Peut-être que dans les fonds et archives de nos musées, il existe déjà de nombreuses preuves mais que ces preuves ne sont pas vues comme telles. Peut-être que nous ne cherchons pas dans ce sens, donc nous ne risquons pas de les trouver. L’Egypte, avant le XVIII° siècle, était déjà déclarée par une minorité comme une racine essentielle de notre histoire, un sommet de civilisation. Mais il a fallu les expéditions de Bonaparte pour que l’égyptologie émerge réellement et que les grandes découvertes commencent. Le plan d’évolution issu des croyances des peuples racines et de certains textes anciens n’est peut-être qu’une fable. De mon côté, je classe cette fable comme hypothèse envisageable. Car la considérer ainsi, c’est s’ouvrir la possibilité de franchir la grande épreuve du moment. Cette épreuve n’est pas le fait d’arrêter les rejets de gaz carbonique, ni de devenir un parfait écologiste. Cette épreuve est celle de reconnaître que tous les humains au-delà des couleurs de peaux, des classes sociales et des croyances ont une racine commune et partagent une même destinée. Ce n’est pas seulement la conscience « baba cool » que nous sommes tous frères, mais la conscience que tout ce qui m’est étranger et que je ne comprends pas fait en réalité aussi partie de moi. Chercher à faire avec cet « étranger » des liens et des ponts serait le sens premier de la vie, particulièrement aujourd’hui. Il est encore temps de se souvenir, de réapprendre et de se rapprocher des peuples racines. Au-delà du futur qui nous attend, je suis convaincu que ceux qui s’engageront dans cette voie trouveront des réponses aux questions et épreuves qu’ils auront à résoudre. Les graves problèmes du moment ne sont pas le fait de ces peuples mais de nous tous, « les petits frères » comme nous appellent les Kogis. Les « grands frères » n’ont pas à passer les épreuves et trouver les réponses pour nous, mais ils peuvent et savent comment nous aider, soyons humbles.

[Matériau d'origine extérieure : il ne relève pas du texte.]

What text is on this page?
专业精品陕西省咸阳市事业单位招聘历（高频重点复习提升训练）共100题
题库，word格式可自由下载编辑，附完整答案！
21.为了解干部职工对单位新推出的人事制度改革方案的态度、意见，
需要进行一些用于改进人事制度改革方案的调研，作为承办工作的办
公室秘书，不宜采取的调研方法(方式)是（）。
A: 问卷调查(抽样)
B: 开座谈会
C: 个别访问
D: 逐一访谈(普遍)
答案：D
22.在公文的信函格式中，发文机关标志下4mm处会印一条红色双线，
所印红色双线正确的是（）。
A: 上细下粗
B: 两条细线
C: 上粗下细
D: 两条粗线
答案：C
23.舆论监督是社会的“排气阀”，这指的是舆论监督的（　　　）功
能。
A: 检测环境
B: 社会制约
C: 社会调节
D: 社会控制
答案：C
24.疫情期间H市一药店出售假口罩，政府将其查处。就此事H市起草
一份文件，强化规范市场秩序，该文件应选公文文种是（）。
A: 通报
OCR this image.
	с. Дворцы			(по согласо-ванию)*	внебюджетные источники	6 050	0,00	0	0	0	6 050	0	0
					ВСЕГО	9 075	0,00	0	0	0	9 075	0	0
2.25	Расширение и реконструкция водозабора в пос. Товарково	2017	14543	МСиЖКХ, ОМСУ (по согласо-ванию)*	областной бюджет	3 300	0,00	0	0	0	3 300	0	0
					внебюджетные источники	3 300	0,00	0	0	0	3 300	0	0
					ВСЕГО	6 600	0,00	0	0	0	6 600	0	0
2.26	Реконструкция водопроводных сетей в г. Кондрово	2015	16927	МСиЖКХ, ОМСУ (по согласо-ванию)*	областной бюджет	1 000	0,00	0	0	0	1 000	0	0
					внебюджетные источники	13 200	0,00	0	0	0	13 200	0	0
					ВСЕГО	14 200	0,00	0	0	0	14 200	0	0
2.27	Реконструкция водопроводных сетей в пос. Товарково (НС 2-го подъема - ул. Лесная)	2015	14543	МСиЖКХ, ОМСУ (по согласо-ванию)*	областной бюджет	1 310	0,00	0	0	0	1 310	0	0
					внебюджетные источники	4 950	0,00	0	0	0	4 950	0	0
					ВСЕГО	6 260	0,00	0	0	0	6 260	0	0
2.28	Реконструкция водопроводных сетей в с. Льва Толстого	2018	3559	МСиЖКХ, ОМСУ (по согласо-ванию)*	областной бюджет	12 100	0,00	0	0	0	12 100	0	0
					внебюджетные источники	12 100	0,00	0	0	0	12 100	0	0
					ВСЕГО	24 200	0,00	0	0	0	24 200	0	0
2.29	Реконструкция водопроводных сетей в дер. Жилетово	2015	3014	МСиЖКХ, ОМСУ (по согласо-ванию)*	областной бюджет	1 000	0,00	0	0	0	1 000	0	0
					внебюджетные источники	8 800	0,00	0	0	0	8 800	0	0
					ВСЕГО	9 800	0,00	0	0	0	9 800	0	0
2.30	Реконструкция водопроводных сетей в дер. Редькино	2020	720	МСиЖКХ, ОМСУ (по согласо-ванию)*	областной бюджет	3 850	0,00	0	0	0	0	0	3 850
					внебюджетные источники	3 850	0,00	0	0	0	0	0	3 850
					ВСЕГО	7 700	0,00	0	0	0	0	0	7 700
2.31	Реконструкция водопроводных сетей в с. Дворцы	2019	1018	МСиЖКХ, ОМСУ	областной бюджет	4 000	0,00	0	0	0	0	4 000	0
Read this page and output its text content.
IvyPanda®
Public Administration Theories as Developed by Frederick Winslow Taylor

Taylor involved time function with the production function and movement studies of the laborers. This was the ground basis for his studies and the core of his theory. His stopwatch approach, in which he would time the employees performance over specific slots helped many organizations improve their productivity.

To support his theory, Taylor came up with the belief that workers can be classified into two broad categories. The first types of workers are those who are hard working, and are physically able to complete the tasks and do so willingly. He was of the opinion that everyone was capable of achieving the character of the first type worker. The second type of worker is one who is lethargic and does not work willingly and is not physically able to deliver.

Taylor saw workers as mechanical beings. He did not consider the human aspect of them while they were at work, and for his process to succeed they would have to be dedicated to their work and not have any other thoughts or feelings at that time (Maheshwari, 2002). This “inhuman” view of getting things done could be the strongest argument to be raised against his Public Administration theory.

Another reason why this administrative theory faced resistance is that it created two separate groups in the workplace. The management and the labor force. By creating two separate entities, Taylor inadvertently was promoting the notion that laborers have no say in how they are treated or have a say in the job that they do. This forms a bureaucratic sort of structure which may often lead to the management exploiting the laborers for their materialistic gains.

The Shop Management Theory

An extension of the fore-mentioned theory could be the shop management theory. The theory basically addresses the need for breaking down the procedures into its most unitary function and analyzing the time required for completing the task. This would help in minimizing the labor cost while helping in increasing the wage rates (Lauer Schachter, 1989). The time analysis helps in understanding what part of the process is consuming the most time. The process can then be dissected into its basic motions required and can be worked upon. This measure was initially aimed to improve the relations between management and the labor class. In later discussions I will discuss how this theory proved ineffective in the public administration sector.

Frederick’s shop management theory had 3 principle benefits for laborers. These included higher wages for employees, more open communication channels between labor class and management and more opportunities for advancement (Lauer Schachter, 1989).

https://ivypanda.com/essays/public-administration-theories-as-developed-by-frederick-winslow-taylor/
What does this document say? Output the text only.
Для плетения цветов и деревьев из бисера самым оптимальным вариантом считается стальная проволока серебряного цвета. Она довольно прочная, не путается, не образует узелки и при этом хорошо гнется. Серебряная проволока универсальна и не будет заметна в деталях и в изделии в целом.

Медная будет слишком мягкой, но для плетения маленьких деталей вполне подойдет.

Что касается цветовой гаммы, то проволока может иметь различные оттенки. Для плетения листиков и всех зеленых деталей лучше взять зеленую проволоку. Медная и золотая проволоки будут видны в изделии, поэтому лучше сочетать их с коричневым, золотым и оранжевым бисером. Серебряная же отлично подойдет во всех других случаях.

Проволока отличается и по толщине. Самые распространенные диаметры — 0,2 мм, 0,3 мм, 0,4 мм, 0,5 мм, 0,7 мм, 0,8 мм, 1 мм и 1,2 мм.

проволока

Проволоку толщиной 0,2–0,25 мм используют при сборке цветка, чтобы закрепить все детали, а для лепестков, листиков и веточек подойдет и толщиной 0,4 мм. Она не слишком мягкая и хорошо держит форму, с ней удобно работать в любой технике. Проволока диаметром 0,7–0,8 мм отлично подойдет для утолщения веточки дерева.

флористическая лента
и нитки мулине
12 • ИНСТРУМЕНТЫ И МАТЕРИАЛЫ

1 Jean Bertolino, Chaman, Presse de la Cité, 2002.

2 Eric Julien, Muriel Fifils, Les Indiens Kogis, Acte Sud, 2009.

3 James Cameron, son film « Avatar », 2009.

4 Eric Julien, Le message des Kogis, revue Alliance n°25.

5 Eric Julien, Muriel Fifils, Les Indiens kogis, Actes Sud, 2007.

6 Eric Julien, Muriel Fifils, Les Indiens kogis, op. cit., p.108.

7 Edgar Morin et Boris Cyrulnik, Dialogue sur la nature humaine, ed. de L’Aube, 2010.